Saturday, May 09, 2009

Expense and Reuse

Keep in mind that throughout the the project, I searched for ways to reuse existing materials and found ways to do things much cheaper than what landscapers and other contractors would lead you to believe. My goal here is to do this entire project for less than $3,000 and I am projecting under this budget already. A new 5400GPH pump, a new .45 mil EPDM pond liner, bulk landscape materials(sand/humus/top soil/bark mulch/rock grow bed media) and materials for building the grow beds and other things around the pond, cost approximately $1,700. With only electrical material and landscape rock left as major purchases, it looks like the budget won't be a problem, and that's a good thing.

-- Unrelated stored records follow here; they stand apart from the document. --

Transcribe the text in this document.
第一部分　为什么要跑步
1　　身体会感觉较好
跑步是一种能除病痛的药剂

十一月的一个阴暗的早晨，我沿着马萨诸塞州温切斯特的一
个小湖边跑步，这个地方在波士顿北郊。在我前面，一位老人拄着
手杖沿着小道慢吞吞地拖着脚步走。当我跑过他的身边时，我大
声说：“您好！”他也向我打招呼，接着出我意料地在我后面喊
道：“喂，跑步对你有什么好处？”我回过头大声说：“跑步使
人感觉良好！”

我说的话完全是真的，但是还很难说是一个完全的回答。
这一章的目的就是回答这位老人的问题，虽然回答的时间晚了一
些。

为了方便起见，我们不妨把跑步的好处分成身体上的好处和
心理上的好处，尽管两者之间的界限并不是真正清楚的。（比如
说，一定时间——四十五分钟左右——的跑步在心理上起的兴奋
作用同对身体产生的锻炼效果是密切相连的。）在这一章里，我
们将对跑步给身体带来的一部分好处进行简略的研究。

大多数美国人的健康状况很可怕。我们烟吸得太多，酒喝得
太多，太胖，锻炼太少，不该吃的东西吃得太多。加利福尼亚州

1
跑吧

I thought of reusing the pumps from the original pool since they were both in good shape. Looking at pond pumps I realized that my pool pumps were not even close to the efficiency of pond pumps. The wattage rating of the pool pumps was almost 6 times the wattage rating of the new pond pump. Since the pump will be running 24/7 efficiency is very important. The money saved in electricity alone will make the purchase of a new pump a No-Brainer. The difference in efficiency leaves me baffled as to why the pool industry is still hanging on to these energy hog pumps. They have to know there are better solutions out there. I figured the cost of the new pump running all day to be about $25 a month.

I originally planned to reuse the old pool liner, but as soon as I started removing it I realized this wasn't a good idea. It easily ripped with any heavy pulling. Dropping small rocks onto it created instant paths to the ground below it. No way was it going to last more than a few months. A new EPDM liner is said to last 75 years and has a 25 year warranty. Once again I am baffled at the pool industry not adapting to the new technology. But for this I suspect a bit of greed is at play. If the liners lasted that long, how would they make so much money replacing liners every 10 years? I have no evidence, but I'm pretty confident this is a good explanation for them not improving pool liners. Anyway, a new liner had to be purchased.

Also not included in the $3,000 is future expenses to make the entire system 100% self-sustaining. Well almost 100%, the fish will always need to be fed by hand and maintenance will always be required. Future expenses would include solar panels for the pump and aeration, and rainwater collection/storage systems to replace used and evaporated water. Both of these are huge expenses and will be done as funds for them are acquired.

Looking at just the cost of filling the pool in with dirt, the amount of savings is large. Doing things economically, while being as friendly as I can to the earth and its inhabitants are all goals I strive to achieve in everything I do.